GAC Coverage: NCUA Chair Sees ‘Consequential Year’; Identifies Areas Where Examiners Are Encountering Issues

WASHINGTON—Noting 2021 is likely to be one of the most “consequential years” for the credit union industry, NCUA Chairman Todd Harper outlined how the agency will assist CUs in the coming months, while also touching on potential problem areas he said the agency’s examiners are encountering.

Todd Harper

Harper, during CUNA’s virtual GAC Tuesday, strongly emphasized credit unions must also pay careful attention to consumer protection issues, particularly in light of the CFPB’s new leadership, which has stated it will be cracking down on those who financially mistreat Americans.

Harper detailed key areas of focus for the industry in 2021.

“We obviously have lots of work ahead of us. But by staying focused on capital and liquidity, consumer financial protection, and diversity, equity and economic inclusion, we will together achieve a more vibrant economic outcome for everyone in society,” stated Harper. “Today, the credit union system sits at the intersection of several crossroads, and we each will likely face many difficult days and decisions ahead.”

Emphasizing the need for greater consumer protections, and sharing that NCUA examinations have revealed shortcomings here among credit unions, Harper, reminded the agency plans to create a dedicated program to supervise CUs for compliance with consumer financial protection and fair lending laws.

What Examiners are Finding

“In doing so, we will better protect consumers’ interests, ensure that the credit union system lives up to its commitment to serve members, and provide a comparable level of consumer protection oversight as federal bank regulators,” said Harper.

Harper noted NCUA examiners have observed several issues, suggesting some credit unions may not be paying attention to consumer financial protection as “closely as warranted.”

“In some cases, the NCUA’s examiners found weaknesses in credit unions’ compliance management systems, which can lead to compliance issues, violations or harm to consumers if not adequately addressed,” stated Harper. “If left unchecked, issues such as deficient recordkeeping, or inadequate training, or weak internal review or audit processes could lead to heightened risks.”

Shortfalls Identified

Based on those findings, Harper said NCUA has observed “notable shortfalls” among CUs in complying with the Fair Credit Reporting Act, the Electronic Fund Transfer Act and the Truth in Lending Act.

“Credit unions with Fair Credit Reporting Act problems typically did not establish and implement reasonable written policies and procedures about the accurate reporting of member information to a consumer reporting agency, potentially affecting the credit scores of consumers and their ability to obtain fairly priced credit,” explained Harper. “Credit unions with Electronic Fund Transfer Act issues typically did not promptly investigate errors or provide complete disclosures, preventing members and consumers from understanding their accounts and leading to expensive fees. And, credit unions with Truth in Lending Act problems typically did not provide complete and accurate disclosures to their members or correctly calculate the finance charge for certain consumer loans, potentially increasing the overall cost of credit for the consumer.”

Economic Trends

Turning to the economy and how it will affect the industry in 2021, Harper emphasized high unemployment levels will likely continue to impede loan demand, particularly for non-mortgage consumer loans, and could affect credit quality of loans already on the books.

“Credit unions also face a prolonged period of very low interest rates, and short-term interest rates are expected to remain low for the foreseeable future,” Harper said. “Longer-term interest rates are expected to edge higher, but they will generally remain lower than pre-pandemic levels, suppressing already compressed net interest margins. In the year ahead, your credit union’s ability to manage interest-rate risk will play a crucial role in financial performance.”

Looking Forward

Going forward, the top priorities for the NCUA board will be ensuring the credit union system and the Share Insurance Fund are prepared to weather any economic fallout related to the pandemic.

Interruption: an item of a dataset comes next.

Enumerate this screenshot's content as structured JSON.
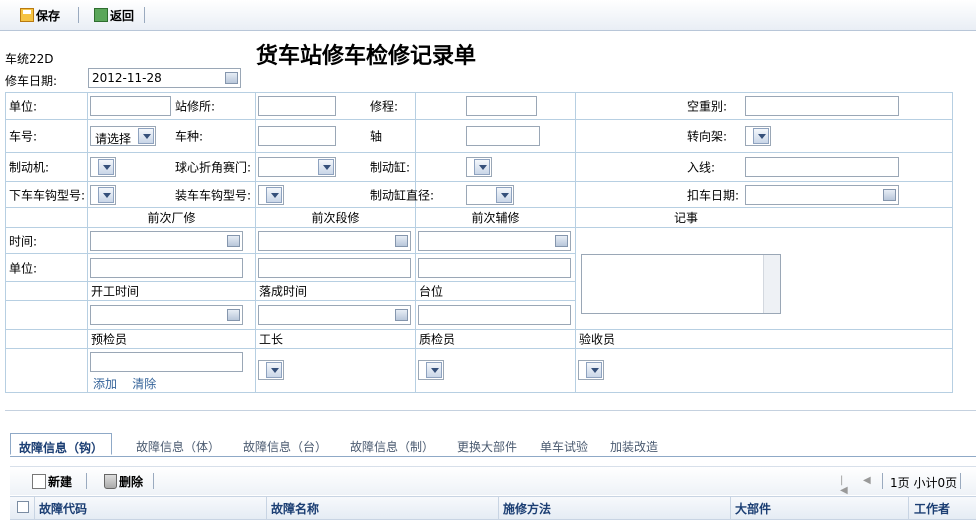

“To protect the Fund, we are actively monitoring certain segments of the system, including credit unions closely connected to the oil and gas, travel and leisure, and agricultural sectors, among others,” he said. “We are also focusing on credit unions with elevated risks, such as those credit unions with large concentrations of commercial real estate loans relative to assets.”

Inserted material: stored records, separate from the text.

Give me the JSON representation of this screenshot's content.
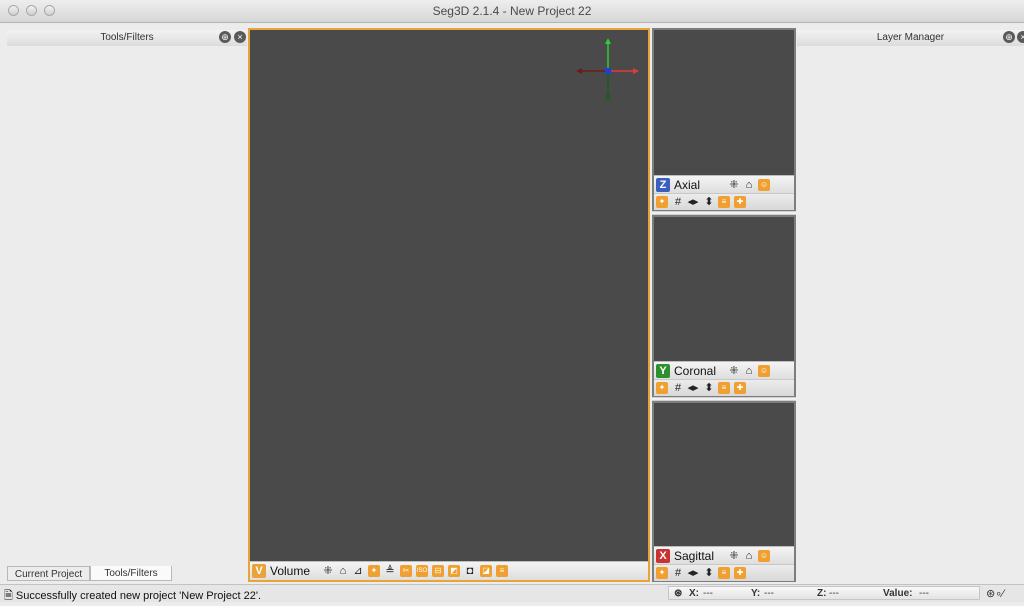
{
  "window": {
    "title": "Seg3D 2.1.4  - New Project 22"
  },
  "left_dock": {
    "title": "Tools/Filters",
    "tabs": [
      "Current Project",
      "Tools/Filters"
    ],
    "active_tab": "Tools/Filters"
  },
  "right_dock": {
    "title": "Layer Manager"
  },
  "main_viewer": {
    "letter": "V",
    "label": "Volume",
    "letter_color": "#e8a33a",
    "border_color": "#e8a33a"
  },
  "viewers": [
    {
      "letter": "Z",
      "label": "Axial",
      "letter_color": "#3a5fbf"
    },
    {
      "letter": "Y",
      "label": "Coronal",
      "letter_color": "#2e8f2e"
    },
    {
      "letter": "X",
      "label": "Sagittal",
      "letter_color": "#c83232"
    }
  ],
  "status": {
    "message": "Successfully created new project 'New Project 22'.",
    "x_label": "X:",
    "x_value": "---",
    "y_label": "Y:",
    "y_value": "---",
    "z_label": "Z:",
    "z_value": "---",
    "value_label": "Value:",
    "value_value": "---"
  },
  "icons": {
    "viewer_toolbar": [
      "collapse-icon",
      "lock-icon",
      "grid-icon",
      "picking-icon",
      "slices-icon",
      "clipping-icon",
      "iso-icon",
      "bbox-icon",
      "light-icon",
      "overlay-icon",
      "orientation-icon",
      "snap-icon"
    ],
    "slice_toolbar": [
      "collapse-icon",
      "lock-icon",
      "visibility-icon",
      "picking-icon",
      "grid-icon",
      "flip-horizontal-icon",
      "flip-vertical-icon",
      "overlay-icon",
      "snap-icon"
    ]
  }
}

Harper added that, as in past recessions, credit union performance lags the unemployment rate by one to two years.

“Accordingly, your credit union should pay careful attention to capital, asset quality, earnings and liquidity,” concluded Harper. “You should also heed the age-old advice of a ‘stitch in time saves nine’ by acting quickly to mitigate problems when they develop. As the pandemic evolves, the NCUA will also continue to adjust its supervision and examination program to mitigate potential risks to the Share Insurance Fund and the broader system.”